Difficile non scorgere, dietro la nostalgia dei filmati d’epoca, il fallimento o meglio, il drastico adattamento alla realtà, delle utopie positiviste che da inizio secolo fino al Boom hanno accompagnato le ultime rivoluzioni industriali. Al termine di questo sogno c’è il presente, il tentativo (non concesso) di abbandono del secondo settore in funzione di un indefinito futuro iper-tecnologico e virtuale. Dalle visioni scientiste della Bella Epoque alle pretese fasciste e alle ingenuità operaie, il tema centrale del film di Davide Ferrario è la parabola dello sviluppo italiano che, nella crisi contemporanea, assume un lato persino poetico, sicuramente epico. Si parte dalle immagini de Il pianeta acciaio, il documentario del ’64 che diventa simbolo della riscoperta del fu cinema industriale, un vero e proprio genere che vide il successo durante il miracolo economico ma che ha propagandato l’“Italia del futuro” sin dal primo Novecento. Pionieri come Olivetti o capitani di ventura come Mattei - che al paese hanno consacrato il lavoro, la vita e talvolta la morte stessa – sono i protagonisti di un film nostalgico ma energico, una finestra cinematografica che rievoca il notorio l’entusiasmo italiano, addormentato oggi almeno quanto la proverbiale capacità mediterranea di fare fronte alle crisi.

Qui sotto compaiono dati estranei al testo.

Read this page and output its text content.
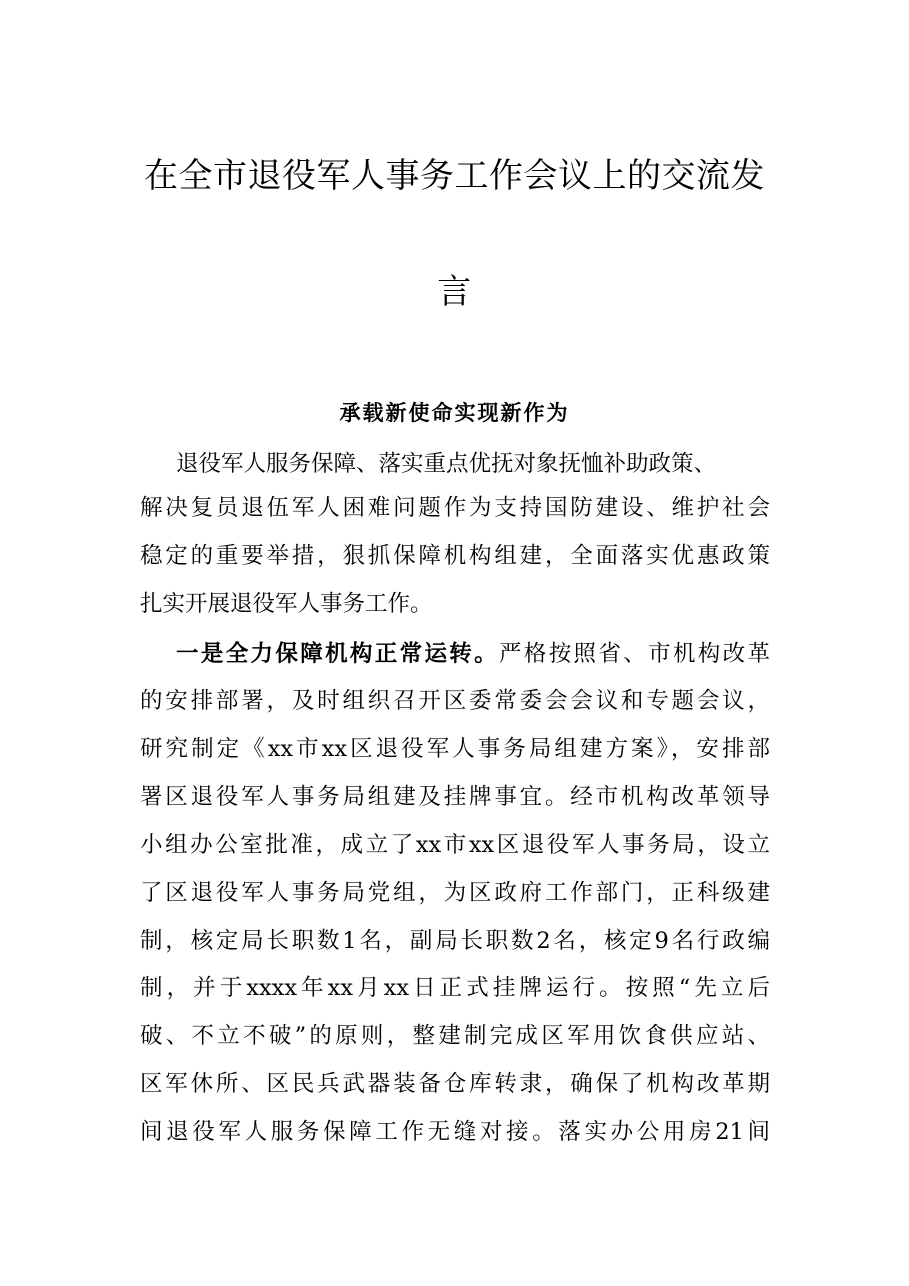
在全市退役军人事务工作会议上的交流发
言
承载新使命实现新作为
退役军人服务保障、落实重点优抚对象抚恤补助政策、
解决复员退伍军人困难问题作为支持国防建设、维护社会
稳定的重要举措，狠抓保障机构组建，全面落实优惠政策
扎实开展退役军人事务工作。
一是全力保障机构正常运转。严格按照省、市机构改革
的安排部署，及时组织召开区委常委会会议和专题会议，
研究制定《xx市xx区退役军人事务局组建方案》，安排部
署区退役军人事务局组建及挂牌事宜。经市机构改革领导
小组办公室批准，成立了xx市xx区退役军人事务局，设立
了区退役军人事务局党组，为区政府工作部门，正科级建
制，核定局长职数1名，副局长职数2名，核定9名行政编
制，并于xxxx年xx月xx日正式挂牌运行。按照“先立后
破、不立不破”的原则，整建制完成区军用饮食供应站、
区军休所、区民兵武器装备仓库转隶，确保了机构改革期
间退役军人服务保障工作无缝对接。落实办公用房21间
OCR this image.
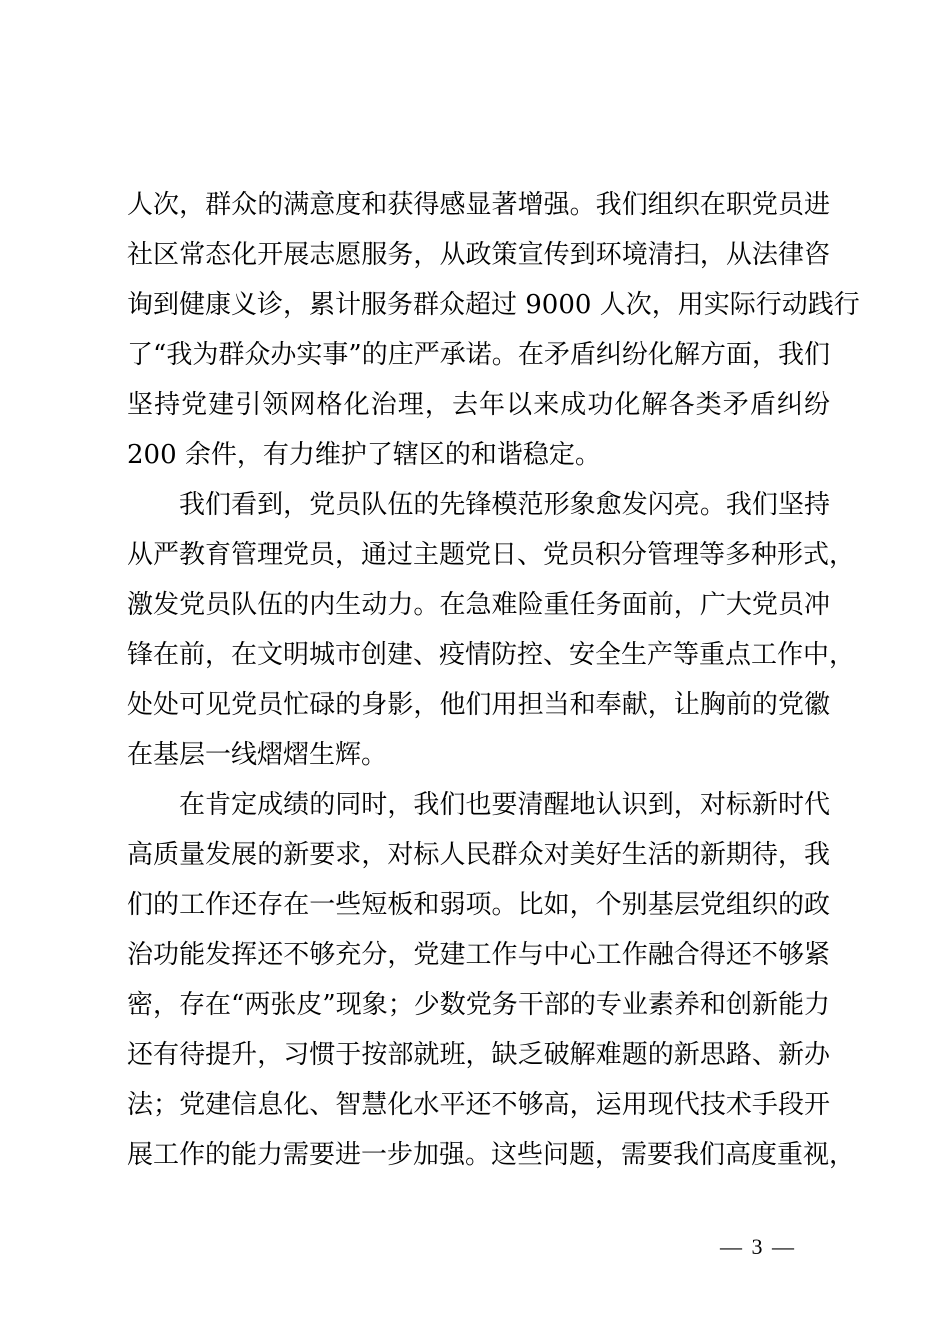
人次，群众的满意度和获得感显著增强。我们组织在职党员进
社区常态化开展志愿服务，从政策宣传到环境清扫，从法律咨
询到健康义诊，累计服务群众超过 9000 人次，用实际行动践行
了“我为群众办实事”的庄严承诺。在矛盾纠纷化解方面，我们
坚持党建引领网格化治理，去年以来成功化解各类矛盾纠纷
200 余件，有力维护了辖区的和谐稳定。
我们看到，党员队伍的先锋模范形象愈发闪亮。我们坚持
从严教育管理党员，通过主题党日、党员积分管理等多种形式，
激发党员队伍的内生动力。在急难险重任务面前，广大党员冲
锋在前，在文明城市创建、疫情防控、安全生产等重点工作中，
处处可见党员忙碌的身影，他们用担当和奉献，让胸前的党徽
在基层一线熠熠生辉。
在肯定成绩的同时，我们也要清醒地认识到，对标新时代
高质量发展的新要求，对标人民群众对美好生活的新期待，我
们的工作还存在一些短板和弱项。比如，个别基层党组织的政
治功能发挥还不够充分，党建工作与中心工作融合得还不够紧
密，存在“两张皮”现象；少数党务干部的专业素养和创新能力
还有待提升，习惯于按部就班，缺乏破解难题的新思路、新办
法；党建信息化、智慧化水平还不够高，运用现代技术手段开
展工作的能力需要进一步加强。这些问题，需要我们高度重视，
— 3 —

La zuppa del demonio trascina lo spettatore in un revival carico di contenuti, dove anche gli scempi sulla natura e sulla forma agricola della penisola sono mostrati senza che la forte impronta etica e ideologica della tesi sostenuta infici la riuscita del documentario.


Presentato fuori concorso alla 71esima Mostra del Cinema di Venezia, La zuppa del demonio è il ritorno di Davide Ferrario – dopo un esperimento nel 2013 con la commedia La luna su Torino – a un documentario tradizionale ma non scontato. In opposizione alle sperimentazioni fra docu e fiction e alle contaminazioni di genere, il regista cremonese dirige un film classico ma ben fatto. Un montaggio di ottanta minuti di immagini, accompagnate dalle parole dei “profeti” del secolo scorso (Filippo Tommaso Marinetti, Carlo Emilio Gadda, Italo Calvino, Pier Paolo Pasolini), per una ricostruzione che celebra il miracolo che ha rialzato l’Italia nei momenti peggiori.